Perché Lucio aveva una grande capacità anticipatrice: con Famiano Crucianelli e Aldo Garzia, negli ultimi tempi, aveva cominciato a raccogliere tanti scritti e documenti della nostra storia, quella di prima del '68, l'epoca della cosidetta corrente ingraiana, poi del Manifesto e del Pdup, moltissimi redatti da lui stesso. Sono di grande interesse perché molte tematiche che sembrano scoperte da poco sono già esplicitate: dalla questione ecologica, alla crisi della democrazia, al declino della supremazia americana e le sue conseguenze. Le "nuove contraddizioni della nostra epoca" non sono invocate come è rituale, ma finalmente analizzate e spunto per una nuova strategia. Credo che dovremmo raccoglierli e farli circolare questi scritti, magari cogliendo così l'occasione di ricordarlo che ora ci manca perché ci ha lasciato detto che non voleva cerimonie funerarie.

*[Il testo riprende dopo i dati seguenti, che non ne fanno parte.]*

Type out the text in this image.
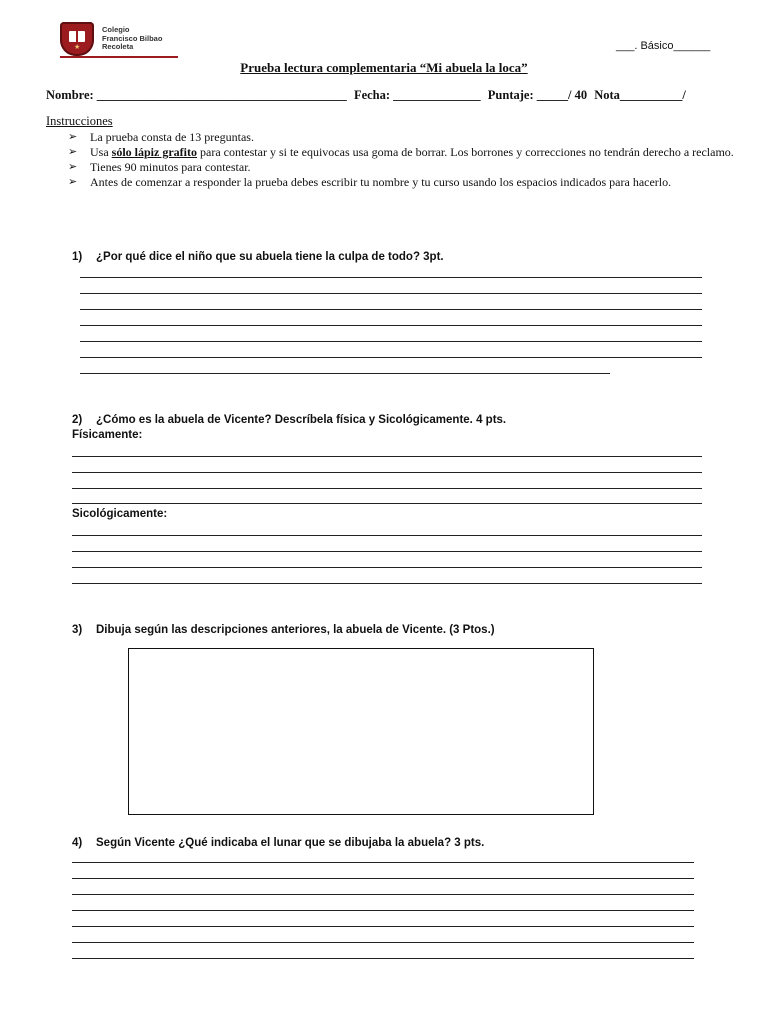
★
Colegio
Francisco Bilbao
Recoleta	___. Básico______
Prueba lectura complementaria “Mi abuela la loca”
Nombre: ________________________________________ Fecha: ______________ Puntaje: _____/ 40 Nota__________/
Instrucciones
➢	La prueba consta de 13 preguntas.
➢	Usa sólo lápiz grafito para contestar y si te equivocas usa goma de borrar. Los borrones y correcciones no tendrán derecho a reclamo.
➢	Tienes 90 minutos para contestar.
➢	Antes de comenzar a responder la prueba debes escribir tu nombre y tu curso usando los espacios indicados para hacerlo.
1) ¿Por qué dice el niño que su abuela tiene la culpa de todo? 3pt.
2) ¿Cómo es la abuela de Vicente? Descríbela física y Sicológicamente. 4 pts.
Físicamente:
Sicológicamente:
3) Dibuja según las descripciones anteriores, la abuela de Vicente. (3 Ptos.)
4) Según Vicente ¿Qué indicaba el lunar que se dibujaba la abuela? 3 pts.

Andando in giro per l'Italia trovo tanti, davvero tante compagne e compagni, che mi dicono che la stagione politica vissuta assieme è stata decisiva nella loro formazione. Anche la storia del Pdup, nato come proseguimento di quello che si era chiamato "Movimento Organizzato del Manifesto" quando ci unificammo con il gruppo ex psiuppino di Vittorio Foa, penso dovrebbe esser rivisitata e fatta conoscere.
Questo partito l' avevamo sempre pensato transitorio, perché ci premeva ricomporre le fila del comunismo italiano e non cristallizzare un partitino, una scelta difficile e che molti gruppi della nuova sinistra non capirono e ne fecero anzi motivo di irrisione. Nell'84 avviammo la discussione per decidere se rientrare o meno nel Pci: si era in pieno regime craxiano e un nuovo anticomunismo conquistava terreno, restare divisi non aveva senso, anche perché c'era stata quella che fu chiamata la "seconda svolta di Salerno", quando Berlinguer aveva posto fine all'unità nazionale, denunciato la deriva della politica, e rotto definitivamente con l'Unione sovietica. Fu proprio Berlinguer che, senza preavviso, venne ad ascoltare la relazione di Lucio al nostro congresso del 1984, e poi ci chiese di rientrare, visto che i dissensi che ci avevano diviso erano ormai largamente superati. Forse avvertiva che c'era bisogno, nel Pci, dell'energia dei nostri quadri, per combatterne le derive normalizzatrici . Ma pochi mesi dopo morì e ci ritrovammo in un Pci che era oramai altra cosa, peggiore di quello che ci aveva cacciati. E così fu Lucio a trovarsi in realtà alla testa della contestazione - non conservatrice ma rinnovatrice - allo scioglimento del partito. Il rapporto che tenne ad Arco, dove si tenne l'ultima assemblea della mozione del no alla svolta per il XXI congresso del Pci, quello del gennaio '91, è - anche questo - un lucido e moderno programma per la sinistra. Anch'esso andrebbe riletto.
Lucio non aveva un carattere facile. Il suo più grande amico, Michelangelo Notarianni, diceva di lui che aveva grandissime qualità, ma gli mancavano i sentimenti intermedi. Era assolutamente vero: intellettualmente generosissimo - una quantità di testi non firmati sono in realtà suoi, ma non gliene importava niente che gli venissero attribuiti, gli interessava che quelle idee circolassero - sembrava sgarbato a arrogante; pronto a riflettere sui suoi errori, non perdonava quelli degli altri, perché era oltremodo, fastidiosamente integralista.
Ma il suo peccato maggiore è stato di andarsene così come se ne è andato. Riteneva di non poter più dare niente per una rinascita della sinistra di cui diceva «ci sarà, ma ci vorranno decenni e io comunque non sono più in grado di dare alcun contributo». Sbagliava, naturalmente, perché avrebbe potuto ancora aiutarci. Ma la depressione che lo aveva colto dopo aver seguito giorno per giorno, per tre anni, la terribile agonia di Mara, la compagna con cui ha trascorso gli ultimi 25 anni e che amava moltissimo, l'ha spezzato. Non aveva più motivi che lo trattenessero e noi amici e compagni non siamo riusciti a dargliene di sufficienti.